AWG 1990 §2 Abs2 Z1;
AWG 1990 §2 Abs2 Z2;

Hinweis auf Stammrechtssatz

GRS wie 93/05/0018 E 18. Jänner 1994 RS 1

Stammrechtssatz

Es stellt ein maßgebliches Kriterium für den Begriff der nach (allgemeiner Verkehrsauffassung) NEUEN Sache iSd § 2 Abs 2 Z 1 AWG 1990 (hier Kieselflourwasserstoffsäure) dar, daß es sich um eine Sache handeln muß, die erst ihrer bestimmungsgemäßen Verwendung (durch wen auch immer) harrt. Dies ergibt sich auch im Zusammenhalt mit § 2 Abs 2 Z 2 AWG 1990. Gegenüber dem in § 2 Abs 2 Z 2 AWG 1990 erfaßten Tatbestand der bestimmungsgemäßen Verwendung einer Sache meint § 2 Abs 2 Z 1 AWG 1990 offensichtlich die noch nie bestimmungsgemäß verwendete neue Sache.
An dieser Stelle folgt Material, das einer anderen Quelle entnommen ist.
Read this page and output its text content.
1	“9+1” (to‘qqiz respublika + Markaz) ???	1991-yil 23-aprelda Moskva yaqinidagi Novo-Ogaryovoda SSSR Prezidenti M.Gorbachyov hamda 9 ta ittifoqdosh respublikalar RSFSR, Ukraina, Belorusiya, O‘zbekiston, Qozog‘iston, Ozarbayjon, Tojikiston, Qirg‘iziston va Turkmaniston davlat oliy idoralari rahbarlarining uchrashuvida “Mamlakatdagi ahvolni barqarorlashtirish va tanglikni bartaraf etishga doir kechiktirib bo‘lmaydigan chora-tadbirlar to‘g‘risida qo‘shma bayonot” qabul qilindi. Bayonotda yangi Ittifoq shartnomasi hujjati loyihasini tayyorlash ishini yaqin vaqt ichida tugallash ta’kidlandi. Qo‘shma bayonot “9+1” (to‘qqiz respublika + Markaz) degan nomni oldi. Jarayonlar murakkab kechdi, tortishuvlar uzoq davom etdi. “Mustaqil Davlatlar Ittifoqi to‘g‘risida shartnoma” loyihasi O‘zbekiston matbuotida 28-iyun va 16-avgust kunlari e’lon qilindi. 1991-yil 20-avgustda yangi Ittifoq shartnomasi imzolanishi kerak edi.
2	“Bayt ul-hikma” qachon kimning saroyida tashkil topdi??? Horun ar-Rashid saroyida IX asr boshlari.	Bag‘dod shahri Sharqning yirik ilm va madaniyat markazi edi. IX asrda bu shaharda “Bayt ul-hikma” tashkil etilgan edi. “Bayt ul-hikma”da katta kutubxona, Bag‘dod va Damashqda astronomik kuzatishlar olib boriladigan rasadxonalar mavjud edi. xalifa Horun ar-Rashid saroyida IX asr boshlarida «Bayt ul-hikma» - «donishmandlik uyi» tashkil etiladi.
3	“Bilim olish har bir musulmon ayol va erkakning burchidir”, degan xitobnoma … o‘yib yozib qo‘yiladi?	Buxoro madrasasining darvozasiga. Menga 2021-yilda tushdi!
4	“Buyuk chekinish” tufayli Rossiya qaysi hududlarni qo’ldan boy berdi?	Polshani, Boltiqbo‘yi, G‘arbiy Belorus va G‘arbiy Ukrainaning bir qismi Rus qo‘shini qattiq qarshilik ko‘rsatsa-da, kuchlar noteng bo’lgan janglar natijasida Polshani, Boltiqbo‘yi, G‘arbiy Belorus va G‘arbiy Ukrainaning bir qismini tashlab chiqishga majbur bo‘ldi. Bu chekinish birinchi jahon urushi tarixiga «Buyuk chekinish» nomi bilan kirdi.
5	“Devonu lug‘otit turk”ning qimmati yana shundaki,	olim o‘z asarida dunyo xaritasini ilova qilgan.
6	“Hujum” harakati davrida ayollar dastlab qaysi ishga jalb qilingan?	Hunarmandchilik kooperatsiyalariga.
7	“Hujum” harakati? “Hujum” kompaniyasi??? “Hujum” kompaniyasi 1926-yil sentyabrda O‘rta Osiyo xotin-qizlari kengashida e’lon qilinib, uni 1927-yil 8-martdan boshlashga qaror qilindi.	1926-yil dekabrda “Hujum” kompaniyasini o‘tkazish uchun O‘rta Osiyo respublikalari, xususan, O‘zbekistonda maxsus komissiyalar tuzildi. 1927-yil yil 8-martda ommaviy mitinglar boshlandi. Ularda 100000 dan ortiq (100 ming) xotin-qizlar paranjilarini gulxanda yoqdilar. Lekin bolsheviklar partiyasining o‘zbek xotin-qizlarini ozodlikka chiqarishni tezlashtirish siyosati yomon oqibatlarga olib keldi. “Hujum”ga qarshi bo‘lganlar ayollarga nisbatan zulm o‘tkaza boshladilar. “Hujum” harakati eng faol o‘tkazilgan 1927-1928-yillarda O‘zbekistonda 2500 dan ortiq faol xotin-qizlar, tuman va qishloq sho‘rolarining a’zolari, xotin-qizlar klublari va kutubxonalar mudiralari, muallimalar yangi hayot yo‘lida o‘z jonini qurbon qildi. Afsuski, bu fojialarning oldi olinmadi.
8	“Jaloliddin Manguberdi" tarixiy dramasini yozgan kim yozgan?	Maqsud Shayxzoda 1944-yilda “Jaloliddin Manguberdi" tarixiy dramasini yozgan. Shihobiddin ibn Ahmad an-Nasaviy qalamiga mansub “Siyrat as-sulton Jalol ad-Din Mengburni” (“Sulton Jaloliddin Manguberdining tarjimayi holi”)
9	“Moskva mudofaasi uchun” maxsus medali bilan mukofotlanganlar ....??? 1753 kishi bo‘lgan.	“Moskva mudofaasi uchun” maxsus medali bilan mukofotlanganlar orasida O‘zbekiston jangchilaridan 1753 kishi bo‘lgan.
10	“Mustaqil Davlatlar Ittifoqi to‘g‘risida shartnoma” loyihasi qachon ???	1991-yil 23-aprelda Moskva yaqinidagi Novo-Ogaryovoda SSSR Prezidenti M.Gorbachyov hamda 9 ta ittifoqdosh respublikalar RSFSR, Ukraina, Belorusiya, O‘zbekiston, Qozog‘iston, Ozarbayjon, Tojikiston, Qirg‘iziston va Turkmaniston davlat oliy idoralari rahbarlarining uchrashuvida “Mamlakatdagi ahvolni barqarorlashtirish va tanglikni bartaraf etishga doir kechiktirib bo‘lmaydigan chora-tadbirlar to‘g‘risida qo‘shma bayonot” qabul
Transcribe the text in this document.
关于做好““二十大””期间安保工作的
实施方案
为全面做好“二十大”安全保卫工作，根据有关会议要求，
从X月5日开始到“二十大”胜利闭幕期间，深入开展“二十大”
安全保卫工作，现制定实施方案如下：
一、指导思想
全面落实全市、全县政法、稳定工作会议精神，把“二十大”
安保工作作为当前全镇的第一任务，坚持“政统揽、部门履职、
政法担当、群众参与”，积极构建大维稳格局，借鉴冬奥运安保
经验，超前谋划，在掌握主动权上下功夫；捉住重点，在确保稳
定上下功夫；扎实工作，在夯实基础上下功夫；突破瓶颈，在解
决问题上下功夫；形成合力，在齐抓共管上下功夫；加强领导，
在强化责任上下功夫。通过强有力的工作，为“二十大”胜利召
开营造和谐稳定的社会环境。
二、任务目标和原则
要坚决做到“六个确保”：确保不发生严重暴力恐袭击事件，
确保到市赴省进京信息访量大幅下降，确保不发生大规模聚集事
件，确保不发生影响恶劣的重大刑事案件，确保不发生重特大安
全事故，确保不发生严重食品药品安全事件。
Bei der allgemeinen Verkehrsauffassung iSd § 2 Abs 2 Z 1 AWG 1990 kommt es auf die durchschnittliche Auffassung der in Betracht kommenden Verkehrskreise (hier jener Personen am Markt, die mit Kieselflourwasserstoffsäure befaßt sind) an.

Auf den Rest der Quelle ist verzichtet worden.